Старик не ответил ему. Еще ниже склонив голову, он проговорил:

– Господин, я пришел просить у тебя прощения.

– Я с радостью прощу тебя, – борясь с забытьём, сказал Харальд, – если ты дашь мне голову ромея Маниака, из-за которого вышла эта усобица, стоившая жизни стольким прекрасным воинам.

Отвиль поднялся с колен.

– Я не в силах выполнить твое требование, господин. Мы изгнали ромея из Палермо, и теперь не в нашей власти захватить его. Мы больше не могли мириться с его высокомерием.

– Если бы тебе пришлось искать Маниака, Отвиль, куда бы ты отправился? – хрипло прошептал Харальд.

– На Крит, – мрачно отвечал нормандец. – Он отплыл туда на торговом корабле.

– Значит, мы пойдем на Крит, – сказал Харальд. – Я слишком далеко зашел в этом деле, чтобы теперь отказаться от своих прав.

Отвиль обвел глазами лица собравшихся в шатре варягов и проговорил, обращаясь к Эйстейну:

– Вашего командира нельзя перевозить, разве что в крепость Палермо, которой я владею. Там он будет в безопасности, и при нем до самого конца будут лекари и священники.

Тут Харальд заговорил на удивление четко, как будто и не хворал вовсе:

– В эту крепость я отправлюсь лишь тогда, когда смогу идти сам. Сейчас боец из меня никудышный.

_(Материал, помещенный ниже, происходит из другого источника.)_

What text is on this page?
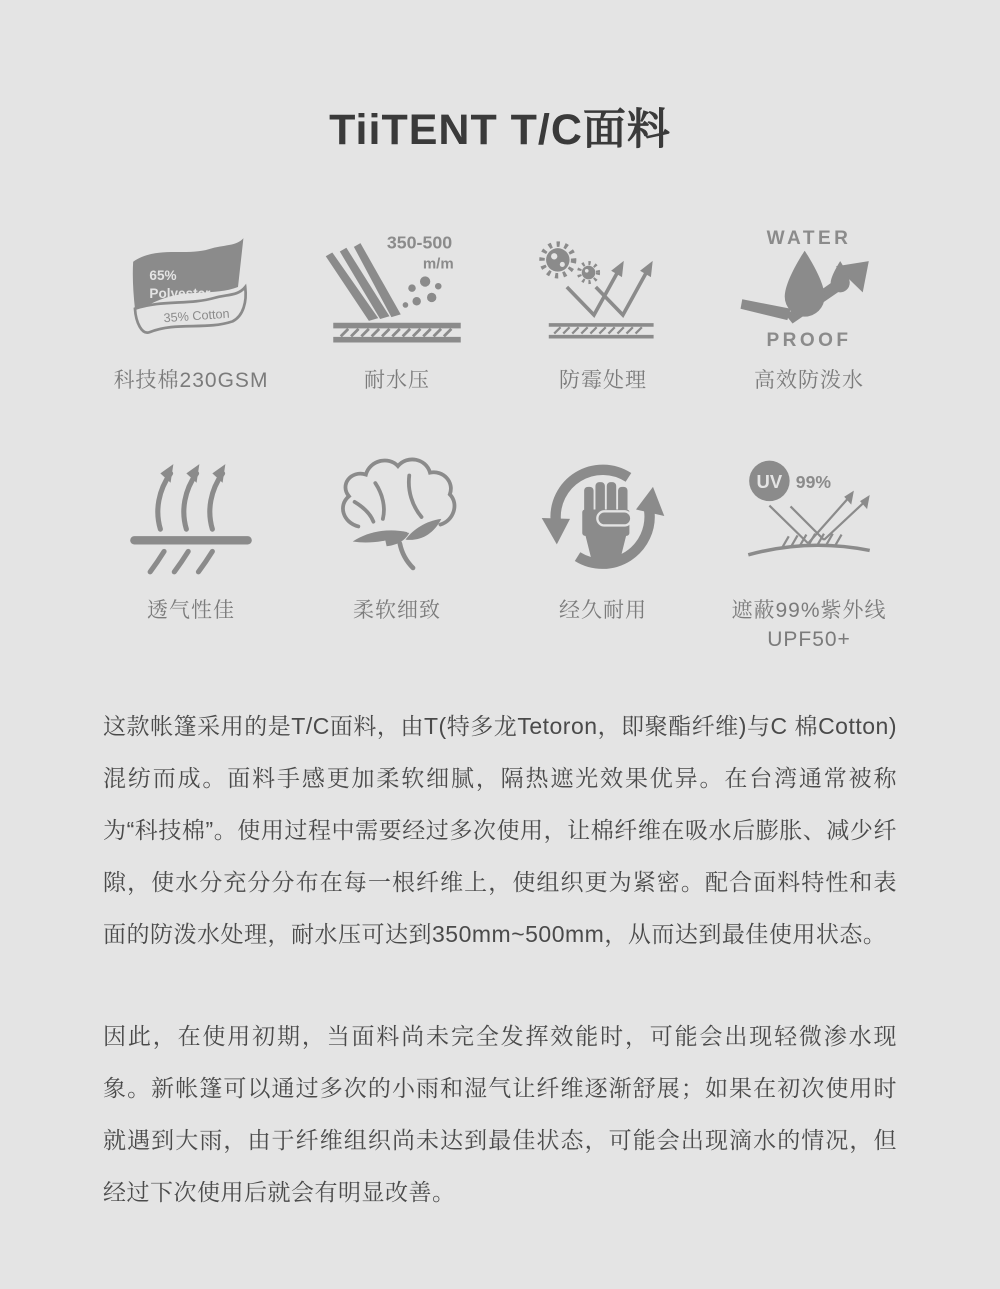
TiiTENT T/C面料
65%
Polyester
35% Cotton
科技棉230GSM
350-500
m/m
耐水压	防霉处理
WATER
PROOF
高效防泼水
透气性佳	柔软细致	经久耐用
UV 99%
遮蔽99%紫外线
UPF50+

这款帐篷采用的是T/C面料，由T(特多龙Tetoron，即聚酯纤维)与C 棉Cotton)混纺而成。面料手感更加柔软细腻，隔热遮光效果优异。在台湾通常被称为“科技棉”。使用过程中需要经过多次使用，让棉纤维在吸水后膨胀、减少纤隙，使水分充分分布在每一根纤维上，使组织更为紧密。配合面料特性和表面的防泼水处理，耐水压可达到350mm~500mm，从而达到最佳使用状态。

因此，在使用初期，当面料尚未完全发挥效能时，可能会出现轻微渗水现象。新帐篷可以通过多次的小雨和湿气让纤维逐渐舒展；如果在初次使用时就遇到大雨，由于纤维组织尚未达到最佳状态，可能会出现滴水的情况，但经过下次使用后就会有明显改善。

Отвиль церемонно поклонился ему и вышел из шатра.

– Это – величайший из живущих ныне людей, – сказал он Эйстейну, – когда душа его покинет бренное тело, ты просто обязан обеспечить ему достойное погребение, с кораблем и всем прочим. Он – последний из викингов.

ТЬМА РАССЕИВАЕТСЯ

Вскоре наступил сезон дождей. Теперь варягам приходилось все время безвылазно сидеть в шатрах, по которым часами напролет лупили упругие струи бесконечного ливня, изливавшиеся с покрытых черными грозовыми тучами небес. Окружающая местность вскоре прекратилась в болото, так что едва сойдя с каменистой тропинки, можно было провалиться по пояс в жидкую грязь. К тому же, чуть не половина варягов вдруг захворали какой-то непонятной болезнью: стоило им съесть или выпить чего-нибудь, как их начинало просто-таки выворачивать наизнанку.

Наконец, один из варягов пришел к Эйстейну и сказал:

– Капитан, если мы здесь останемся, то поляжем все до единого. По ночам мы видим огни на наших кораблях. Они совсем рядом, они ждут нас. А мы все торчим здесь, ходим в насквозь отсыревшей одежде, спим на тюфяках из гнилой соломы, многие голодают. Слушай, Эйстейн, мы не трусы, но тут нам пришлось столкнуться с неприятелем, которого не достанешь ни мечом, ни топором. Давай, капитан, сниматься отсюда, пока у нас еще есть силы добраться до побережья.